The workshop, “Sexual Harrassment and Violence Prevention: The Law and the Role of the Athletics Department,” brought together experts in the laws, psychology and educational practices that address sexual violence and prevention. The conversation came after a year in which the NCAA joined the White House in a new sexual violence prevention program, “It’s On Us,” and the Association’s Executive Committee issued a statement laying out its expectations for how NCAA athletics departments should address the issue on their campuses.

“This is almost in epidemic proportions,” said Debbie Wilson, associate athletics director for academic services at George Mason University. “Our students are coming to our campuses already with a history of exposure to assault and sexual violence. Some of our students coming to campus will have been victims or survivors.

“We need to deal with that. … We must have effective prevention programs on our campus. And we have not had that.”

Effective training, the speakers said, goes beyond simply bringing in experts to speak to staff. One necessary element is helping staff members understand their responsibilities under laws that include Title IX and the Jeanne Clery Act, which protect students from the hostile environments created by incidents of sexual and interpersonal violence and requires campuses to report certain crimes, including sex offenses.

But changing the culture also means looking at how the issue is addressed on campus every day, examining how the topic is discussed – or not discussed – and how those regular actions can create a negative environment. To develop a culture in which students feel safe and empowered enough to intervene – one in which coaches and administrators make them feel comfortable reporting incidents – staff must first understand their roles and responsibilities under the laws, speakers said. Additionally the importance of the issue must be consistently stressed.

“You can’t pay lip service to this,” said Jeffrey O’Brien, director of mentors in violence prevention for the National Consortium for Academics and Sport. “You’re either about this, or you’re not about this. The lip service, just saying we’re going to do X, Y and Z, quickly becomes transparent. Everybody sees through this stuff very quickly.”

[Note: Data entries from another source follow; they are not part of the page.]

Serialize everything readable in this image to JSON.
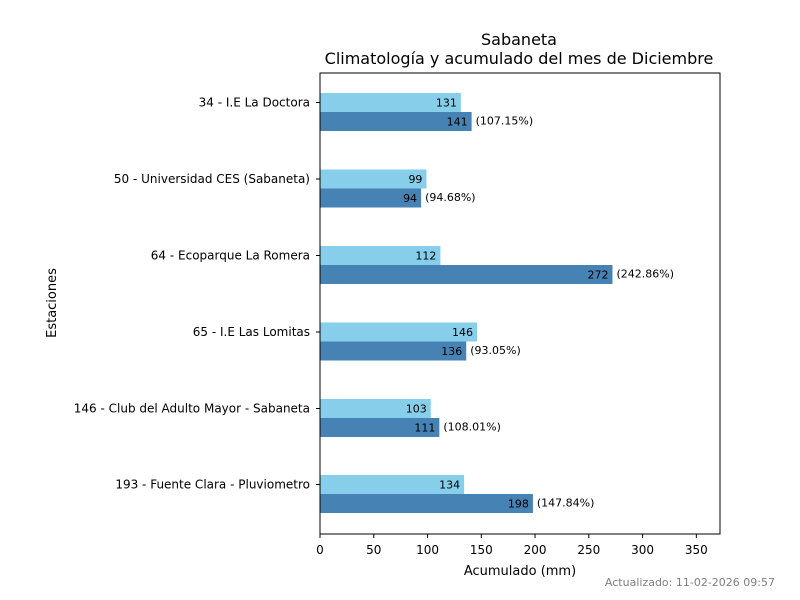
{
  "chart_data": {
    "type": "bar",
    "orientation": "horizontal",
    "title": "Sabaneta",
    "subtitle": "Climatología y acumulado del mes de Diciembre",
    "xlabel": "Acumulado (mm)",
    "ylabel": "Estaciones",
    "xlim": [
      0,
      372
    ],
    "xticks": [
      0,
      50,
      100,
      150,
      200,
      250,
      300,
      350
    ],
    "categories": [
      "34 - I.E La Doctora",
      "50 - Universidad CES (Sabaneta)",
      "64 - Ecoparque La Romera",
      "65 - I.E Las Lomitas",
      "146 - Club del Adulto Mayor - Sabaneta",
      "193 - Fuente Clara - Pluviometro"
    ],
    "series": [
      {
        "name": "Climatología",
        "color": "#87CEEB",
        "values": [
          131,
          99,
          112,
          146,
          103,
          134
        ]
      },
      {
        "name": "Acumulado",
        "color": "#4682B4",
        "values": [
          141,
          94,
          272,
          136,
          111,
          198
        ],
        "percent_labels": [
          "(107.15%)",
          "(94.68%)",
          "(242.86%)",
          "(93.05%)",
          "(108.01%)",
          "(147.84%)"
        ]
      }
    ],
    "grid": false,
    "legend": "none"
  },
  "footer": {
    "updated": "Actualizado: 11-02-2026 09:57"
  }
}
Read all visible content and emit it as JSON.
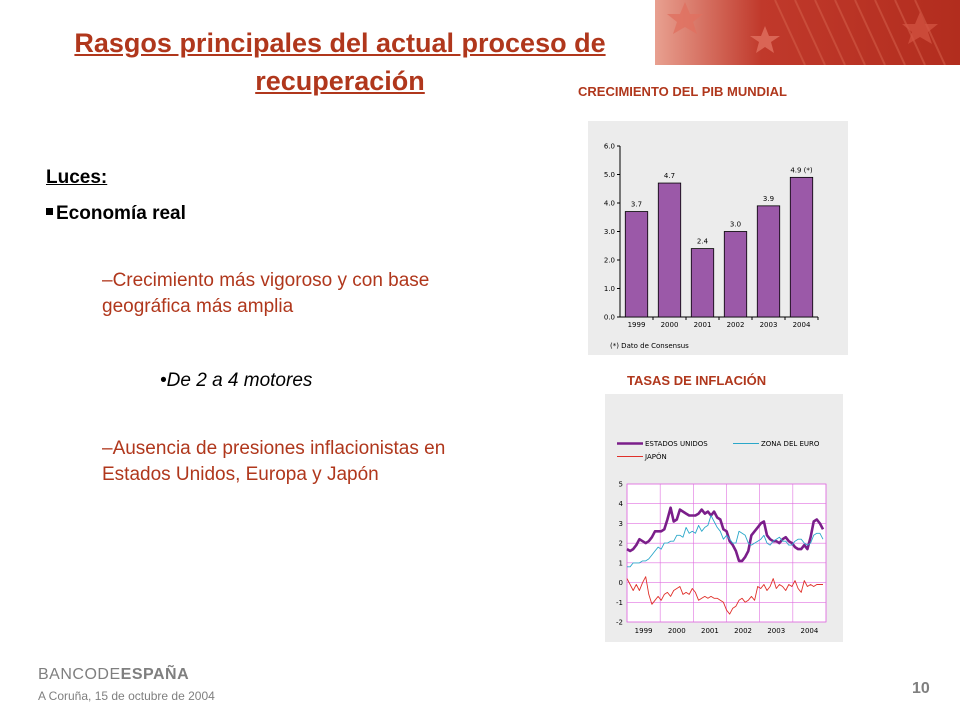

To help schools address the issue, in the fall the NCAA released a handbook – “Addressing Sexual Assault and Interpersonal Violence” – to help member schools become effective partners on their campuses and find solutions to the problem. Wilson, the book’s primary author and editor, told attendees the basic needs of a training program needed to include:

  • A directive delivered from the school president or chancellor;
  • Compliance elements that include institutional policies relating to both prevention and response;
  • Direction that identifies not only what should and should not be done, but also lays out goals and specifies the school’s aspirations for addressing the issue;
  • An educational overview that makes clear the nature of the problem. “People have got to be pulled in to understand how they relate to this problem,” Wilson said.
  • Education should also help students recognize and seek out healthy intimate relationships. “They must know how to negotiate a healthy sexual relationship that takes into account the well-being of both parties,” Wilson said.
  • The training should also focus on skill development – through techniques such as role-playing – rather than passively providing information.

While the urgency to address the issue has been communicated by the most powerful offices of American government in the last year, speakers stressed that athletics departments are well-positioned to effect change.

“College athletics has the single greatest possibility of making the strongest and most immediate impact in this area on our college campuses,” Wilson said. “Why is that? We are masters at building cultures. … We can do this. But we’re gonna have to get after it.”